Fred Karger, the man who would be a gay Republican president, has been denied participation in the upcoming California Republican Convention — his own party’s event — not unlike how he was recently denied participation in the debate preceding the Ames straw poll.
According to Karger, the GOP did not send him an invitation and did not return his calls. When he did get a response, it was only to say that “The schedule was completely filled.”
According to the San Francisco Chronicle:
“A state GOP official, who declined to be identified, said the party did not want to “negotiate in the press” with candidates over speaking arrangements. But the official also noted there is a real logistical problem in accommodating the presidential candidates, including former Utah Gov. Jon Huntsman, former House Speaker Newt Gingrich, and former Pennsylvania Sen. Rick Santorum, who have been invited to attend. The marquee names will draw more interest and paying seat-holders, party officials say.
Still, Karger’s team argues he’s no neophyte in the political world – and that he deserves a spot in GOP conventions and debates like the Sept. 7 event at the Reagan Presidential Library in Simi Valley (Ventura County).”
Karger has worked for a political strategy firm and consulted for Reagan’s campaign, and if anyone’s accusing him of not making a good enough case, maybe they should start letting him into things. Despite being qualified to participate, Karger was also not included in the pre-Iowa Caucus straw poll or the Fox Network debate. Even though he’d arranged and paid for a booth at the Conservative Political Action Conference, he was told he was no longer invited because no booths were available (his campaign manager called to check about availability for renting to a different group, and was told there were still openings).
In the same article, GOProud, which theoretically represents gay Republicans and conservatives, slammed Karger for “running around the country with a rainbow flag” instead of campaigning for real. GOProud director Jimmy LaSalvia said,
“Fred Karger is not a credible candidate. I would love for there to be an openly gay, credible candidate for president who was out there making a case for why they would be better than Barack Obama.
Unfortunately, Fred Karger is playing a stunt, and his stunt has run its course. His whole schtick is … running around the country with a rainbow flag, saying ‘I’m the gay guy.’ But he hasn’t made a case about why he should be president of the United States.”
Karger’s platform includes strengthening the economy, education reform, conciliatory foreign policy, border security, and a lower voting age. It does not, as far as I can tell, include screwing with people and mass-producing rainbows. He also received 2% in the Ames straw poll leading up to the Fox debate (the minimum is 1%), tied with Tim Pawlenty and Jon Huntsman, who both attended (Pawlenty has since ended his campaign).
On the other hand, the 2010 campaign season has been called “a uniquely anti-gay GOP field.” In an op-ed in the LA Times, Paul Thorton argues that while there was more gay-bashing during Bush’s 2004 campaign, the level of publicity it now receives is a positive development:
“Not so long ago, the virulently homophobic views offered by some candidates were treated almost as viable alternatives to the positions taken by less anti-gay politicians.
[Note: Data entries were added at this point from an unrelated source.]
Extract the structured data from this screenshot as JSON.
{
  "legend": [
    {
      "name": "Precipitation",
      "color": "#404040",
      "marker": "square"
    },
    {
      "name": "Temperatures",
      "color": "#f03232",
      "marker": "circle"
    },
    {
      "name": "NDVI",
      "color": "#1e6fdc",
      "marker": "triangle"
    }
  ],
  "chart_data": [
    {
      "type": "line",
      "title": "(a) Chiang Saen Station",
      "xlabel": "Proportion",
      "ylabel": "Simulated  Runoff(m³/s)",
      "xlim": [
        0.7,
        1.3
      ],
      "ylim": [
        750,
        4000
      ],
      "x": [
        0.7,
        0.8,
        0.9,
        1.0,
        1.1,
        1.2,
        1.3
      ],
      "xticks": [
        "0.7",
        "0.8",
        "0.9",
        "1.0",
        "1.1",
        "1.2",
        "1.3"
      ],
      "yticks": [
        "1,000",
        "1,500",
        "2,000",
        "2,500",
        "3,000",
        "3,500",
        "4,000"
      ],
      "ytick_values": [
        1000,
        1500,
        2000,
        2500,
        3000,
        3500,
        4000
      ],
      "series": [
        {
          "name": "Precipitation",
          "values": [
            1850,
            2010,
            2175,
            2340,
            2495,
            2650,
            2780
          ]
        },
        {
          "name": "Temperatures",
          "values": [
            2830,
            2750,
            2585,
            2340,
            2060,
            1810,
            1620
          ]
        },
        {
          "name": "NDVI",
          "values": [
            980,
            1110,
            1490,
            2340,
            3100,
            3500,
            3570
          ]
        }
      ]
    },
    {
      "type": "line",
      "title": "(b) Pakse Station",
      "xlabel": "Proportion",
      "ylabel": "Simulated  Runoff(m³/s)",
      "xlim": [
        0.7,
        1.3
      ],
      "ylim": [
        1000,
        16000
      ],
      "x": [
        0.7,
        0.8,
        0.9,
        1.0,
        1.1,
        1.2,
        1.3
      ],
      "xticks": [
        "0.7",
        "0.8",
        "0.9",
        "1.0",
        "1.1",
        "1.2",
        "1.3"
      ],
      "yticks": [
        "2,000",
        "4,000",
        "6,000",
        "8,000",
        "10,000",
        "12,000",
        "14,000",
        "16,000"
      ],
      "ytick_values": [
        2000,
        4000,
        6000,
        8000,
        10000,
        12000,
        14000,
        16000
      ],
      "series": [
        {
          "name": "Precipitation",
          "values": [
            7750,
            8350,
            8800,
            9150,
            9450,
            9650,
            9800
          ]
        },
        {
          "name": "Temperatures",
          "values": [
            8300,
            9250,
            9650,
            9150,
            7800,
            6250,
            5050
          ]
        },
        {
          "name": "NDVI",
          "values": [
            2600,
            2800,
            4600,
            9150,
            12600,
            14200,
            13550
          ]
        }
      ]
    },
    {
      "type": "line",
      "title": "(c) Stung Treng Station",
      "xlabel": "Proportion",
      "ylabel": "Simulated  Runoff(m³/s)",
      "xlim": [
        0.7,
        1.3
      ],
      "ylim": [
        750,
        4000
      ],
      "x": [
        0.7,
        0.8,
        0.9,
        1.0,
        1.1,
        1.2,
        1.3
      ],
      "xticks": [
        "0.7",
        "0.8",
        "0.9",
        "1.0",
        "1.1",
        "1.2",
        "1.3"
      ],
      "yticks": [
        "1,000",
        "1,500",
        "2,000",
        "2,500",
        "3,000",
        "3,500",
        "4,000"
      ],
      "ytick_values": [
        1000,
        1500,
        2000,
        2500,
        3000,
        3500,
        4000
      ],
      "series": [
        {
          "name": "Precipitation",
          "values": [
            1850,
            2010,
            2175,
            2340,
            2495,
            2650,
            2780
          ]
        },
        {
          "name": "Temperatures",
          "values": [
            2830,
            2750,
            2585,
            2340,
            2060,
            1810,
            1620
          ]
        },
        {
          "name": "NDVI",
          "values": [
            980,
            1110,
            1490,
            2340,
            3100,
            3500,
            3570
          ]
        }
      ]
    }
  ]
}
It was as if all those views came from the same menu of Reasonable Points of View Worth Debating. Now, the radical ideas espoused by Bachmann, Perry, Santorum and others are held up not for genuine consideration but for scorn (notwithstanding the last GOP debate in Iowa). Perry’s and Bachmann’s views aren’t weighed against President Obama’s “evolving” stance on same-sex marriage; rather, they are simply ridiculed. It says as much about our society as it does the candidates.”
But the attention they’re receiving doesn’t mean the anti-gay views of these candidates are less real or less scary. Michele Bachmann may have decided to shut up about her opinions on gay people, but they haven’t gone away. Fred Karger is the first ever openly gay Republican candidate at a time when an environment of political extremism means that the frontrunners of the GOP are more pointedly anti-gay than ever, with many of them going so far as to name the “preservation of the American family” as a tenet of their platform.
And another problem, of course, is that anyone not actually following Karger and reading articles explicitly about him would not necessarily know that he’s been excluded from several events; it would actually be pretty easy not know he’s running at all. (But be totally up on Godfather Pizza’s Herman Cain.) and might hear the words “gay” and “not a viable candidate” in tandem, draw conclusions, and move on. Rachel argued that Karger may see himself as having little chance of winning but having a significant historical role nonetheless. Hopefully he will get a chance for even that — while Karger’s being elected isn’t really a realistic possibility, how he’s treated by his own party and conceived of by the rest of the country says a lot about how far gay people have come in the public sphere, and how willing we are to see queers in positions of power. Tim Cook seems to be imminently replacing Steve Jobs as the head of Apple, which will make him one of the most powerful gay men in America and the world. What does Fred Karger’s crusade tell us about what it takes for gays to succeed in politics as well as business?
UPDATE: State GOP Communications Director Mark Standriff extended Karger an invitation after the publication of the Chronicle story. “Fred has always been welcome at the CRP – in fact, we’ve been working to finalize an event for him at our convention, based on a request from his camp. We’re looking forward to seeing him in L.A. next month.”